ISLAMABAD, Pakistan Opposition parties denounced constitutional amendments granting President Pervez Musharraf sweeping powers, calling them a blow to democracy and vowing to repeal them if they win control of Parliament in the October elections.

Analysts said the opposition had little choice but to set aside their differences and try to win control of Parliament in the Oct. 10 ballot.

Meanwhile, in former Prime Minister Benazir Bhutto's home district of Larkana, members of her Pakistan People's Party (PPP) filed papers nominating her to run for a seat in the National Assembly, party leader Mian Raza Rabbani said.

Later this month, an appeals court will hear a petition by Mrs. Bhutto's attorneys seeking to overturn laws preventing her from running in the elections. The high court of Sindh province yesterday scheduled the hearing for Aug. 27.
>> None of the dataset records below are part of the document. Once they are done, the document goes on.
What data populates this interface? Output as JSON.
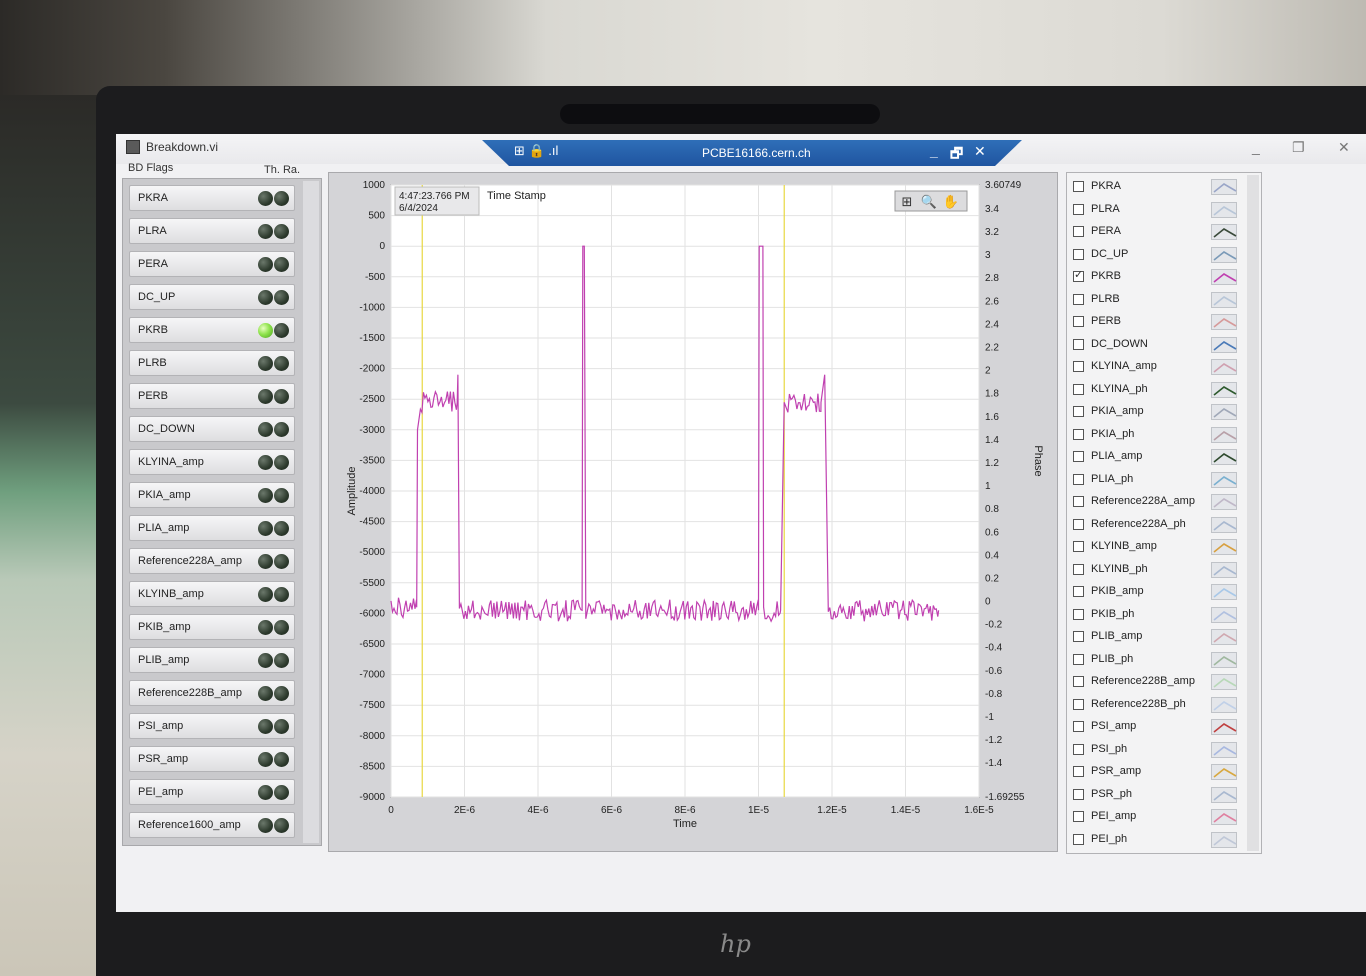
{
  "window": {
    "title": "Breakdown.vi",
    "controls": [
      "_",
      "❐",
      "✕"
    ]
  },
  "remote": {
    "host": "PCBE16166.cern.ch",
    "controls": [
      "_",
      "🗗",
      "✕"
    ]
  },
  "bd_flags": {
    "header": "BD Flags",
    "th_header": "Th. Ra.",
    "items": [
      {
        "label": "PKRA",
        "led1": false,
        "led2": false
      },
      {
        "label": "PLRA",
        "led1": false,
        "led2": false
      },
      {
        "label": "PERA",
        "led1": false,
        "led2": false
      },
      {
        "label": "DC_UP",
        "led1": false,
        "led2": false
      },
      {
        "label": "PKRB",
        "led1": true,
        "led2": false
      },
      {
        "label": "PLRB",
        "led1": false,
        "led2": false
      },
      {
        "label": "PERB",
        "led1": false,
        "led2": false
      },
      {
        "label": "DC_DOWN",
        "led1": false,
        "led2": false
      },
      {
        "label": "KLYINA_amp",
        "led1": false,
        "led2": false
      },
      {
        "label": "PKIA_amp",
        "led1": false,
        "led2": false
      },
      {
        "label": "PLIA_amp",
        "led1": false,
        "led2": false
      },
      {
        "label": "Reference228A_amp",
        "led1": false,
        "led2": false
      },
      {
        "label": "KLYINB_amp",
        "led1": false,
        "led2": false
      },
      {
        "label": "PKIB_amp",
        "led1": false,
        "led2": false
      },
      {
        "label": "PLIB_amp",
        "led1": false,
        "led2": false
      },
      {
        "label": "Reference228B_amp",
        "led1": false,
        "led2": false
      },
      {
        "label": "PSI_amp",
        "led1": false,
        "led2": false
      },
      {
        "label": "PSR_amp",
        "led1": false,
        "led2": false
      },
      {
        "label": "PEI_amp",
        "led1": false,
        "led2": false
      },
      {
        "label": "Reference1600_amp",
        "led1": false,
        "led2": false
      }
    ]
  },
  "graph": {
    "timestamp_time": "4:47:23.766 PM",
    "timestamp_date": "6/4/2024",
    "timestamp_label": "Time Stamp",
    "ylabel_left": "Amplitude",
    "ylabel_right": "Phase",
    "xlabel": "Time",
    "trace_color": "#c040b0",
    "cursor_color": "#e8d840",
    "tools": [
      "crosshair-tool-icon",
      "zoom-tool-icon",
      "pan-tool-icon"
    ]
  },
  "chart_data": {
    "type": "line",
    "xlabel": "Time",
    "ylabel": "Amplitude",
    "y2label": "Phase",
    "xlim": [
      0,
      1.6e-05
    ],
    "ylim": [
      -9000,
      1000
    ],
    "y2lim": [
      -1.69255,
      3.60749
    ],
    "x_ticks": [
      "0",
      "2E-6",
      "4E-6",
      "6E-6",
      "8E-6",
      "1E-5",
      "1.2E-5",
      "1.4E-5",
      "1.6E-5"
    ],
    "y_ticks": [
      "1000",
      "500",
      "0",
      "-500",
      "-1000",
      "-1500",
      "-2000",
      "-2500",
      "-3000",
      "-3500",
      "-4000",
      "-4500",
      "-5000",
      "-5500",
      "-6000",
      "-6500",
      "-7000",
      "-7500",
      "-8000",
      "-8500",
      "-9000"
    ],
    "y2_ticks": [
      "3.60749",
      "3.4",
      "3.2",
      "3",
      "2.8",
      "2.6",
      "2.4",
      "2.2",
      "2",
      "1.8",
      "1.6",
      "1.4",
      "1.2",
      "1",
      "0.8",
      "0.6",
      "0.4",
      "0.2",
      "0",
      "-0.2",
      "-0.4",
      "-0.6",
      "-0.8",
      "-1",
      "-1.2",
      "-1.4",
      "-1.69255"
    ],
    "cursors_x": [
      8.5e-07,
      1.07e-05
    ],
    "series": [
      {
        "x": [
          0,
          7e-07,
          7.2e-07,
          8e-07,
          1.8e-06,
          1.82e-06,
          1.86e-06,
          5.2e-06,
          5.22e-06,
          5.26e-06,
          5.3e-06,
          1e-05,
          1.002e-05,
          1.012e-05,
          1.014e-05,
          1.06e-05,
          1.07e-05,
          1.08e-05,
          1.17e-05,
          1.18e-05,
          1.19e-05,
          1.49e-05
        ],
        "y": [
          -5900,
          -5900,
          -3000,
          -2550,
          -2550,
          -2100,
          -5950,
          -5950,
          0,
          0,
          -5950,
          -5950,
          0,
          0,
          -5950,
          -5950,
          -2550,
          -2550,
          -2550,
          -2100,
          -5950,
          -5950
        ]
      }
    ]
  },
  "legend": {
    "items": [
      {
        "label": "PKRA",
        "checked": false,
        "swatch": "#9aa6c8"
      },
      {
        "label": "PLRA",
        "checked": false,
        "swatch": "#b8c6d8"
      },
      {
        "label": "PERA",
        "checked": false,
        "swatch": "#3a4a3a"
      },
      {
        "label": "DC_UP",
        "checked": false,
        "swatch": "#7a9ab8"
      },
      {
        "label": "PKRB",
        "checked": true,
        "swatch": "#c040b0"
      },
      {
        "label": "PLRB",
        "checked": false,
        "swatch": "#b8c6d8"
      },
      {
        "label": "PERB",
        "checked": false,
        "swatch": "#d69a9a"
      },
      {
        "label": "DC_DOWN",
        "checked": false,
        "swatch": "#4a7ab8"
      },
      {
        "label": "KLYINA_amp",
        "checked": false,
        "swatch": "#d0a0b0"
      },
      {
        "label": "KLYINA_ph",
        "checked": false,
        "swatch": "#2e5a2e"
      },
      {
        "label": "PKIA_amp",
        "checked": false,
        "swatch": "#a0a8b8"
      },
      {
        "label": "PKIA_ph",
        "checked": false,
        "swatch": "#b8a0a8"
      },
      {
        "label": "PLIA_amp",
        "checked": false,
        "swatch": "#2e4a2e"
      },
      {
        "label": "PLIA_ph",
        "checked": false,
        "swatch": "#7ab0d0"
      },
      {
        "label": "Reference228A_amp",
        "checked": false,
        "swatch": "#c0b8c8"
      },
      {
        "label": "Reference228A_ph",
        "checked": false,
        "swatch": "#a8b8d0"
      },
      {
        "label": "KLYINB_amp",
        "checked": false,
        "swatch": "#d8a040"
      },
      {
        "label": "KLYINB_ph",
        "checked": false,
        "swatch": "#a8b8d0"
      },
      {
        "label": "PKIB_amp",
        "checked": false,
        "swatch": "#a8c8e8"
      },
      {
        "label": "PKIB_ph",
        "checked": false,
        "swatch": "#b0c0e0"
      },
      {
        "label": "PLIB_amp",
        "checked": false,
        "swatch": "#d0a8b0"
      },
      {
        "label": "PLIB_ph",
        "checked": false,
        "swatch": "#a0b8a0"
      },
      {
        "label": "Reference228B_amp",
        "checked": false,
        "swatch": "#b8d8b8"
      },
      {
        "label": "Reference228B_ph",
        "checked": false,
        "swatch": "#c0d0e8"
      },
      {
        "label": "PSI_amp",
        "checked": false,
        "swatch": "#c04040"
      },
      {
        "label": "PSI_ph",
        "checked": false,
        "swatch": "#a8b8e0"
      },
      {
        "label": "PSR_amp",
        "checked": false,
        "swatch": "#d8a840"
      },
      {
        "label": "PSR_ph",
        "checked": false,
        "swatch": "#a8b8d0"
      },
      {
        "label": "PEI_amp",
        "checked": false,
        "swatch": "#e080a0"
      },
      {
        "label": "PEI_ph",
        "checked": false,
        "swatch": "#c0c8d8"
      }
    ]
  }
}
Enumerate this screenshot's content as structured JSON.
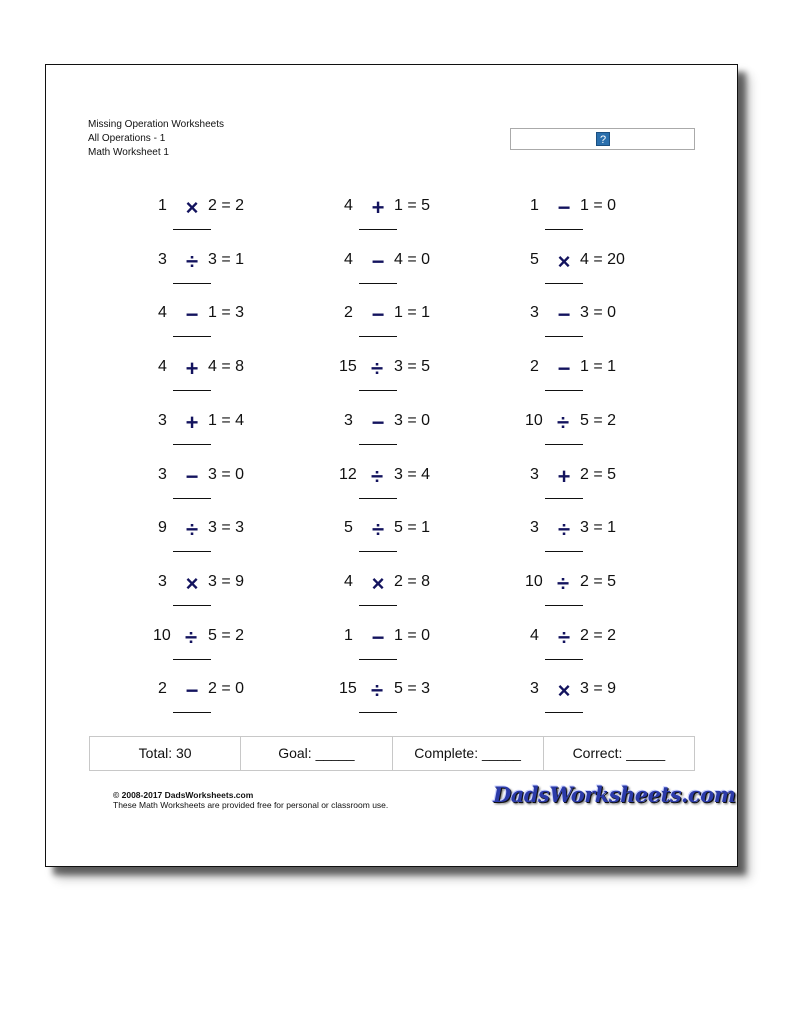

During a two-hour news conference Wednesday, Gen. Musharraf, who seized power in a bloodless coup in October 1999, announced he had unilaterally decreed 29 amendments to the constitution, granting himself the power to dismiss Parliament, establishing a National Security Council to oversee the government and extending his stay in office by five years.

In Washington yesterday, the Bush administration said it feared Gen. Musharraf's latest moves would impede Pakistan's return to democracy.

"We believe it is of vital importance that full democratic, civilian rule be restored in Pakistan," State Department spokesman Philip Reeker said.

"We believe that President Musharraf wants to develop strong democratic institutions in his country. However, we are concerned that his recent decisions could make it more difficult to build strong democratic institutions in Pakistan," Mr. Reeker said.

The PPP, believed to be the strongest opposition party in the country, said Gen. Musharraf "might as well declare himself as the absolute monarch for life." The party insisted that only Parliament had the right to change the constitution.

Nawabzada Nasrullah Khan of the Alliance for the Restoration of Democracy said the next prime minister "will be helpless."

The spokesman for the main Islamic party, Jamaat-e-Islami, said the amendments made a mockery of pledges to restore democracy. Spokesman Ameerul Azeem said the opposition would "undo these amendments if voted into power by the people of Pakistan."

Sadique al-Farooq, spokesman for the Pakistan Muslim League of exiled former Prime Minister Nawaz Sharif, said his party would use all means short of violence to challenge Gen. Musharraf's rule.

"Now the ball is in the court of all those forces who believe in a true democratic system," he said.

After the 1999 coup, Gen. Musharraf was shunned by the United States and its Western allies. But things changed when he abandoned support for the Afghan Taliban and joined the U.S.-led war against terrorism, allowing the Americans to use bases here and helping track down Taliban and al Qaeda fugitives who fled here last year.

In announcing the amendments, Gen. Musharraf argued that the changes were necessary for stability and accountability in a political culture marked by decades of military government and civilian misrule.